A - Le respect de la hiérarchie des normes est le premier devoir d'un juge.

Il s'est manifesté dans le domaine pénitentiaire avec éclat. Le juge administratif a spécialement veillé au respect de la Constitution, des engagements internationaux auxquels la France est partie et de la loi.

1- Le respect de la Constitution s'est exprimé avec une force particulière par la défense rigoureuse de la compétence du législateur. Cette position apparaît avec netteté dans l'arrêt de section du 31 octobre 2008 Section française de l'OIP qui censure, dans le décret n° 2006-338 du 21 mars 2006, deux empiétements du pouvoir réglementaire sur la compétence du législateur, d'une part, sur la mise à l'isolement des prévenus par le magistrat instructeur et, d'autre part, sur l'instauration d'une voie de recours en la matière : ces questions qui sont relatives à la procédure pénale relèvent en effet de la loi. La défense de la compétence du législateur s'exprime tout aussi nettement dans l'arrêt Bouvier du 10 décembre 2008 qui est relatif au droit du détenu à disposer de ses biens et, notamment, d'une pension de retraite. Seule la loi, dit le Conseil d'Etat, peut prévoir des restrictions en la matière. Cette préoccupation transparaît aussi clairement dans les interrogations des commissaires du gouvernement successifs sur l'éventuelle incompétence  négative dont pourrait être entaché tel ou tel article du code de procédure pénale, notamment l'article 728 qui dispose laconiquement : « Un décret détermine l'organisation et le régime intérieur des établissements pénitentiaires »([5]). Si cette question est certainement appelée à évoluer avec l'instauration d'une question préjudicielle de constitutionnalité en application de l'article 61-1 de la Constitution, force est de reconnaître que la législation actuelle, très probablement incomplète, fait en l'état « écran » pour le pouvoir réglementaire vis-à-vis de la Constitution et que ce pouvoir conserve par conséquent pour le moment une marge d'action très importante.

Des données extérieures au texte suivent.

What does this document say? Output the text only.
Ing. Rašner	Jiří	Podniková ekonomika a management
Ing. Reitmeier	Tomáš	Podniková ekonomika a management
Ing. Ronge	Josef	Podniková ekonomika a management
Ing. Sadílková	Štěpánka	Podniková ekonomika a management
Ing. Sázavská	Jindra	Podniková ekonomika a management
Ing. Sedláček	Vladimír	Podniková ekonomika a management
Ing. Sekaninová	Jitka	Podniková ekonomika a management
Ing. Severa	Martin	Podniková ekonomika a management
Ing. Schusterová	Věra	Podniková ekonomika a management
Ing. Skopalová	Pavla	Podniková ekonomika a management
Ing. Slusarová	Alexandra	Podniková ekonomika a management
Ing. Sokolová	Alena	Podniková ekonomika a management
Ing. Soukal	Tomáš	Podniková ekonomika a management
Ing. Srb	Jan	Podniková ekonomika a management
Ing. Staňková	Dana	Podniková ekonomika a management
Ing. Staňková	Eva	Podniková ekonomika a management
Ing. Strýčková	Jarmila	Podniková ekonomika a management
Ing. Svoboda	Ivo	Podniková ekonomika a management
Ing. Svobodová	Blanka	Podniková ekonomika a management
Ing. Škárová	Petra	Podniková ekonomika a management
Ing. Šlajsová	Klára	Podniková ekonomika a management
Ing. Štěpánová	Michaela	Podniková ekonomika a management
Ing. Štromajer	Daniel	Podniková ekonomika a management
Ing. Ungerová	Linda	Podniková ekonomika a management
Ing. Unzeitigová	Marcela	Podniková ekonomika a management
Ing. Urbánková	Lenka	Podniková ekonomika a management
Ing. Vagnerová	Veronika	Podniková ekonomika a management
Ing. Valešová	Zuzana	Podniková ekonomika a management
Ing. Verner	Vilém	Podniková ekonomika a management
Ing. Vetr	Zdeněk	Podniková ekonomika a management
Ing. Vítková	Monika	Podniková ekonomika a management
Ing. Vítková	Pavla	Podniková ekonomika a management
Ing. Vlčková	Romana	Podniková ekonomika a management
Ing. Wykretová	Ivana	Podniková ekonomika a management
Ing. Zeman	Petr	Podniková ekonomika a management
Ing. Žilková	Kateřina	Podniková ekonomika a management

2 - Le respect des engagements internationaux de la France est la seconde dimension du respect de la hiérarchie des normes. Il apparaît plus nettement encore dans les arrêts relatifs à l'administration pénitentiaire que dans le reste de la jurisprudence qui en fait pourtant application dans plus d'un cas sur quatre.

Le Conseil d'Etat a ainsi fait application des articles 3 et 37 de la Convention de New York relative aux droits de l'enfant et de l'article 10 du pacte international relatif aux droits civils et politiques pour censurer le dispositif d'isolement des détenus, en tant qu'il s'applique au mineurs, dans la mesure où, contrairement à ces stipulations, il ne prévoyait pas de modalité spécifique pour adapter en fonction de l'âge le régime d'isolement, sa durée, les conditions de sa prolongation...([6]).

Plus fondamentalement, le Conseil d'Etat tire toutes les conséquences des articles de la convention européenne des droits de l'homme, telles qu'interprétés par la Cour, lorsqu'ils sont invoqués dans les litiges concernant les détenus ou les régimes de détention. Ces articles -en particulier les articles 2, 3, 6, 8 et 13- ont conduit à admettre la recevabilité des requêtes. Ils ont aussi inspiré le règlement des litiges, non pas de manière univoque et systématiquement favorable aux détenus, mais en faisant produire à ces articles leur plein effet.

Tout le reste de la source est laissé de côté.